В Москве мне был предложен пост заместителя председателя Совета министров и председателя Государственного комитета по науке и технике. Нельзя сказать, чтобы я обрадовался. Из Новосибирска уезжать совсем не хотелось. Суслов, принявший меня в своем кабинете, на все возражения ответил: «На этом посту вы сможете больше сделать для Сибирского отделения». Я умолк...
— Наверное, совсем непросто было двигать вперед науку в столь сложный экономический и политический период...
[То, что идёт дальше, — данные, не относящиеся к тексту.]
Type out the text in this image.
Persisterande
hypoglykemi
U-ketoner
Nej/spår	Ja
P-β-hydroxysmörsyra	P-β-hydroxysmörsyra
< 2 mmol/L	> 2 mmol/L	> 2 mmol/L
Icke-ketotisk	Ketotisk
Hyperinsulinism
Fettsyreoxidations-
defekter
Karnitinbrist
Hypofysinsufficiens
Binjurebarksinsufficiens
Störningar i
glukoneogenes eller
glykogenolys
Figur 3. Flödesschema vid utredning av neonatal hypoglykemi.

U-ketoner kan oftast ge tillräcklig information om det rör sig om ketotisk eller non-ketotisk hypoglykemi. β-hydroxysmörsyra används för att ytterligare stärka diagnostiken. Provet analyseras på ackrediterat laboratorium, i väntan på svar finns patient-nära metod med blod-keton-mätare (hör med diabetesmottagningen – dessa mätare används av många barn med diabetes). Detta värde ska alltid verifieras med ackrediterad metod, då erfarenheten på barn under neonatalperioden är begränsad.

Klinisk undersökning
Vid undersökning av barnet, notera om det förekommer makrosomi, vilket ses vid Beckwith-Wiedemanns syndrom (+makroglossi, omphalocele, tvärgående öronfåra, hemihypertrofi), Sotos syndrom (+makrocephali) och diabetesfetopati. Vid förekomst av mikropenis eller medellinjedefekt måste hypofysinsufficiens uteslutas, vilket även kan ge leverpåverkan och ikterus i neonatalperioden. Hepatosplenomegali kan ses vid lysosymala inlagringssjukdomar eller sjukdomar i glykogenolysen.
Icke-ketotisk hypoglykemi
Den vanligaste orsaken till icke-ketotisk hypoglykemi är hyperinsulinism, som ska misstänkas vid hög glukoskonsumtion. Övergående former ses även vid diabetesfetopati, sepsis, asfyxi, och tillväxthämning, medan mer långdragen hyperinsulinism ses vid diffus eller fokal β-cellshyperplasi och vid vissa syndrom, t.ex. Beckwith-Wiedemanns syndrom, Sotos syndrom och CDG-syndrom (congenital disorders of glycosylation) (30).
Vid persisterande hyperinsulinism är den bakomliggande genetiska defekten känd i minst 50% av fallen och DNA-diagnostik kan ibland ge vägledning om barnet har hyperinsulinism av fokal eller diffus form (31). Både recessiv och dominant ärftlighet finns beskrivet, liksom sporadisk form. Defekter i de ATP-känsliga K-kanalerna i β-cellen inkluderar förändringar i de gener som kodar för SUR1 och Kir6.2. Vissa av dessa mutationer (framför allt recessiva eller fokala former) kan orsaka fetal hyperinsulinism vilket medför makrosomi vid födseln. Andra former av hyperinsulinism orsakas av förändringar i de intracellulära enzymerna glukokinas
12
— К трудностям мне не привыкать. Угнетало другое — то, что все дела по сути буксовали. Чем дальше, тем больше было заметно, что страна движется к пропасти. Мы пытались спасти ситуацию, искали выход. Скажем, состоялся семинар крупнейших экономистов, по результатам которого мы подготовили доклад председателю Совмина Тихонову, где был сделан подробный анализ экономики страны и сформулированы важнейшие предложения. В качестве показателя деятельности предприятия мы предлагали взять прибыль и в зависимости от нее делать все полагающиеся начисления: в фонд развития, в фонд поощрений, социальные платежи... А исключить из показателей плана такую позицию, как уровень рентабельности. На основе субъективных оценок чиновников он уравновешивал прибыльные и убыточные предприятия и таким образом подтачивал экономику. Мы настаивали на восстановлении фонда амортизационных отчислений. В результате его ликвидации предприятия лишались средств на приобретение новой техники. Все эти мероприятия могли дать толчок экономическим преобразованиям в области новой техники, а прибыль положила бы начало рыночным отношениям. Но вышло иначе. Тихонов на нашем докладе написал резолюцию членам президиума Совмина внимательно его изучить и рассмотреть, однако ничего этого сделано не было. Между правительством и Политбюро существовали большие противоречия. Последнее слово было за Политбюро, и это вызывало раздражение в правительстве. Система управления Совмином не была замкнута. Например, сельским хозяйством напрямую руководил секретарь ЦК, а Совмин был фактически отстранен от руководства сельским хозяйством. Правительство мало влияло и на валютную политику, хотя формально какие-то постановления принимались. Недаром ведь время называли застойным...
— Но наконец пришел энергичный Горбачев...
— Действительно, одно из первых его решений — провести всесоюзное совещание по развитию научно-технического прогресса — было, казалось бы, очень верным. На совещании сделали совершенно правильные акценты на развитие машиностроения как фундамента модернизации всей промышленности, на электронику, химическую промышленность и строительство. Но, увы, инерция старого, затратного механизма в экономике оказалась слишком сильной. Вместо реальных дел в высших эшелонах власти плели интриги. Скажем, однажды Тихонов поручил мне рассмотреть проблему окупаемости инвестиционных средств в стране. Я с энтузиазмом взялся за дело, обратился к экономистам, и уже через месяц мы сделали полный расчет и методику определения эффекта и затрат. Поехали в Совмин. Доклад попал, как обычно, к управляющему делами Смиртюкову, который терпеть не мог ученых и по-своему изложил суть вещей председателю Совмина. Тот в негодовании приказал все пересчитать и не морочить ему голову. Мы пересчитали: получилось то же самое. Тихонов, вместо того чтобы вызвать меня и все прояснить, опять выслушал только Смиртюкова, разгневался и опять потребовал пересчитывать. В третий раз делать этого мы не стали. Поняв, что перегнул палку, Смиртюков позвонил мне и сказал: «Можете не пересчитывать — я спихну дело в архив». Порой накатывало отчаяние, хотелось плюнуть и уйти в отставку, но наутро я вставал с решимостью продолжать попытки что-то изменить.